Peu de personnes aujourd’hui savent combien étaient naïves les habitations des bourgeois de Paris au quatorzième siècle, et combien simple était leur vie. Peut-être cette simplicité d’action et de pensée a-t-elle été la cause des grandeurs de cette vieille bourgeoisie, qui fut, certes, grande, libre et noble, plus peut-être que la bourgeoisie d’aujourd’hui ; son histoire est à faire, elle demande et attend un homme de génie. Inspirée par l’incident peu connu qui forme le fond de cette Étude et qui sera l’un des plus remarquables de l’histoire de la bourgeoisie, cette réflexion arrivera sans doute sur les lèvres de tout le monde, après ce récit. Est-ce la première fois qu’en histoire la conclusion aura précédé les faits ?

En 1560, les maisons de la rue de la Vieille-Pelleterie bordaient la rive gauche de la Seine, entre le pont Notre-Dame et le Pont-au-Change. La voie publique et les maisons occupaient l’espace pris par la seule chaussée du quai actuel. Chaque maison, assise sur la Seine même, permettait aux habitants d’y descendre par les escaliers en bois ou en pierre, que défendaient de fortes grilles en fer ou des portes en bois clouté. Ces maisons avaient, comme celles de Venise, une porte en terre ferme et une porte d’eau. Au moment où cette esquisse se publie, il n’existe plus qu’une seule maison de ce genre qui puisse rappeler le vieux Paris, encore disparaîtra-t-elle bientôt ; elle est au coin du Petit-Pont, en face du corps de garde de l’Hôtel-Dieu. Autrefois, chaque logis présentait du côté de la rivière la physionomie bizarre qu’y imprimaient soit le métier du locataire et ses habitudes, soit l’originalité des constructions inventées par les propriétaires pour user ou abuser de la Seine. Les ponts étant bâtis et presque tous encombrés de plus de moulins que les besoins de la navigation n’en pouvaient souffrir, la Seine comptait dans Paris autant de bassins clos que de ponts. Certains bassins de ce vieux Paris eussent offert à la peinture des tons précieux. Quelle forêt ne présentaient pas les poutres entre-croisées qui soutenaient les moulins, leurs immenses vannes et leurs roues ? Quels effets singuliers que ceux des étais employés pour faire anticiper les maisons sur le fleuve ? Malheureusement la peinture de genre n’existait pas alors, et la gravure était dans l’enfance ; nous avons donc perdu ce curieux spectacle, offert encore, mais en petit, par certaines villes de province où les rivières sont crénelées de maisons en bois, et où, comme à Vendôme, les bassins pleins de longues herbes sont divisés par d’immenses grilles pour isoler les propriétés qui s’étendent sur les deux rives.

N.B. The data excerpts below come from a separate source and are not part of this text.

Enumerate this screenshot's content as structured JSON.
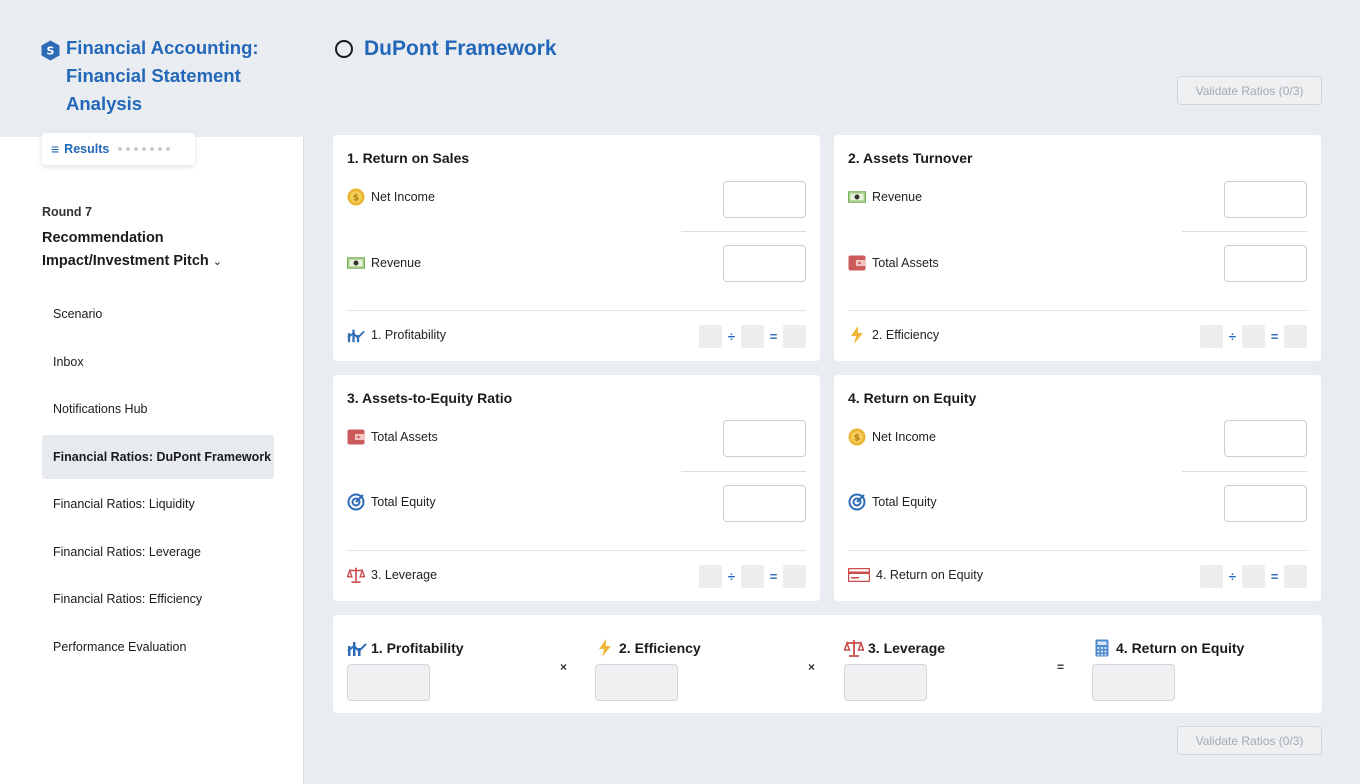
{
  "sidebar": {
    "title": "Financial Accounting: Financial Statement Analysis",
    "results_label": "Results",
    "round_label": "Round 7",
    "round_title": "Recommendation Impact/Investment Pitch",
    "nav": [
      {
        "label": "Scenario"
      },
      {
        "label": "Inbox"
      },
      {
        "label": "Notifications Hub"
      },
      {
        "label": "Financial Ratios: DuPont Framework",
        "active": true
      },
      {
        "label": "Financial Ratios: Liquidity"
      },
      {
        "label": "Financial Ratios: Leverage"
      },
      {
        "label": "Financial Ratios: Efficiency"
      },
      {
        "label": "Performance Evaluation"
      }
    ]
  },
  "main": {
    "title": "DuPont Framework",
    "validate_label": "Validate Ratios (0/3)",
    "cards": [
      {
        "title": "1. Return on Sales",
        "numerator": "Net Income",
        "denominator": "Revenue",
        "result": "1. Profitability",
        "num_icon": "coin-icon",
        "den_icon": "cash-icon",
        "res_icon": "chart-icon"
      },
      {
        "title": "2. Assets Turnover",
        "numerator": "Revenue",
        "denominator": "Total Assets",
        "result": "2. Efficiency",
        "num_icon": "cash-icon",
        "den_icon": "wallet-icon",
        "res_icon": "lightning-icon"
      },
      {
        "title": "3. Assets-to-Equity Ratio",
        "numerator": "Total Assets",
        "denominator": "Total Equity",
        "result": "3. Leverage",
        "num_icon": "wallet-icon",
        "den_icon": "target-icon",
        "res_icon": "scale-icon"
      },
      {
        "title": "4. Return on Equity",
        "numerator": "Net Income",
        "denominator": "Total Equity",
        "result": "4. Return on Equity",
        "num_icon": "coin-icon",
        "den_icon": "target-icon",
        "res_icon": "card-icon"
      }
    ],
    "operators": {
      "divide": "÷",
      "equals": "=",
      "times": "×"
    },
    "summary": [
      {
        "label": "1. Profitability",
        "icon": "chart-icon"
      },
      {
        "label": "2. Efficiency",
        "icon": "lightning-icon"
      },
      {
        "label": "3. Leverage",
        "icon": "scale-icon"
      },
      {
        "label": "4. Return on Equity",
        "icon": "calculator-icon"
      }
    ]
  },
  "colors": {
    "accent": "#2368b8",
    "background": "#e9edf1"
  }
}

Le nom de cette rue, maintenant effacé sur la carte, indique assez le genre de commerce qui s’y faisait. Dans ce temps, les marchands adonnés à une même partie, loin de se disséminer par la ville, se mettaient ensemble et se protégeaient ainsi mutuellement. Confédérés socialement par la Corporation qui limitait leur nombre, ils étaient encore réunis en Confrérie par l’Église. Ainsi les prix se maintenaient. Puis les maîtres n’étaient pas la proie de leurs ouvriers, et n’obéissaient pas comme aujourd’hui à leurs caprices ; au contraire, ils en avaient soin, ils en faisaient leurs enfants, et les initiaient aux finesses du travail. Pour devenir maître, un ouvrier devait alors produire un chef-d’œuvre, toujours offert au saint qui protégeait la Confrérie. Oseriez-vous dire que le défaut de concurrence ôtait le sentiment de la perfection, empêchait la beauté des produits, vous dont l’admiration pour les œuvres des antiques Maîtrises a créé la profession nouvelle de marchand de bric-à-brac ?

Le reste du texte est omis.